Panella e Battisti si prendono gioco della emotività dell'ascoltatore. Con un lessico da ricettario di cucina ironizzano sulla loro capacità di indurre il pianto a comando con parole d'amore. Strizzandosi metaforicamente il cuore come per condire gli occhi dell'ascoltatore con alcune lacrime di limone, come si legge appunto nei ricettari: «E tu dici ancora che non parlo d'amore / Batte in me un limone giallo basta spremerlo / Con lacrime salate agli occhi tuoi / ben condita amata t'ho».


Si dice spesso che "la verità brucia come il limone negli occhi" ma qui si tratta solo di finzione. Il modo di dire vale nella realtà ma nella canzone è l'esatto contrario: le parole di una canzone d'amore sono false come le lacrime versate per affettare una cipolla. Non è la verità a bruciare negli occhi ma le parole sdolcinate messe lì a bell'apposta e costruite a regola d'arte per ottenere lo stesso risultato su ogni ascoltatore. Per colpire la massa ci vuole un procedimento meccanico e facilmente riproducibile a poco prezzo su larga scala. Un gesto semplice e privo di alcun connotato emotivo come la reazione istintiva dell'occhio ad alcune gocce di limone.


Un cantante non racconta mai una vita reale, fa soltanto smercio di emozioni. Anche Battisti è un imbonitore che invita il suo pubblico a commuoversi fino a placare la sua sete di lacrime: «Dai piangete (o...) / Dai cantate (o...) / E dai che ne ho sete». Sono lacrime sciocche e vacue quelle che scendono giù dagli occhi di un'ascoltatrice eppure fanno del cantante una gallina dalle uova d'oro: «Parole d'amore / Grosse lacrime sciocche / sono uova alla coque / E dai e dai (o...) / Fatti un pianto». Nel repertorio simbolico del Panella l'uovo rappresenta la canzone: Tre anni prima, all'epoca di "Oh! Era ora" il disco era a forma scura di frittata e il cantante era solo un anatra tremante che doveva covare l'uovo come una quaglia (spremendosi su una sedia doveva fare l'uovo). Poi ci fu l'interprete del Gabbianone che osservava se stesso mentre si cuoce un uovo con la stessa facilità con la quale si poggia un disco sul piatto.
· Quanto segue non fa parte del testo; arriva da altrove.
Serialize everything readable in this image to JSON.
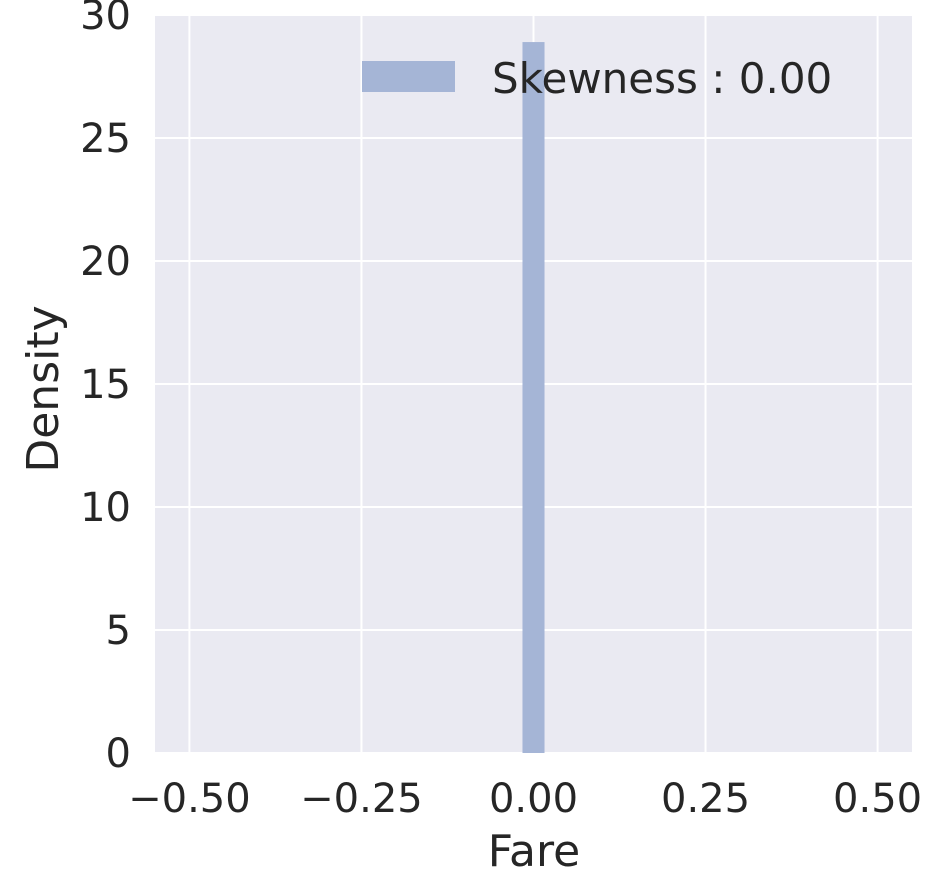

Infine, tre anni dopo, le parole d'amore di una canzone sono come un uovo lesso ma con il tuorlo liquido: il cuore tenero delle liriche sentimentali.


Dopo tutti questi pianti che arricchiscono il mercato discografico i lacrimoni dell'ascoltatrice richiedono fazzoletti enormi, fogli grandi quanto lenzuola da legare assieme per far fuggire un amante perduto. Calatosi per fuggire via da lei come fuggirebbe da una prigione: «Lacrimoni che sono lenzuola (o...) / Da strappare da calare giù / Fatti un pianto / E lì perdutamente / qualcuno che ti sfugga / oche salga su». Il messaggio è dissacrante. Tutte le canzoni sono un fatuo e non serve a nulla piangere per riavere l'amore perduto. Sono solo favole eppure c'è chi ci prova lo stesso: «Per intanto qualche vento / qualche tentativo fa».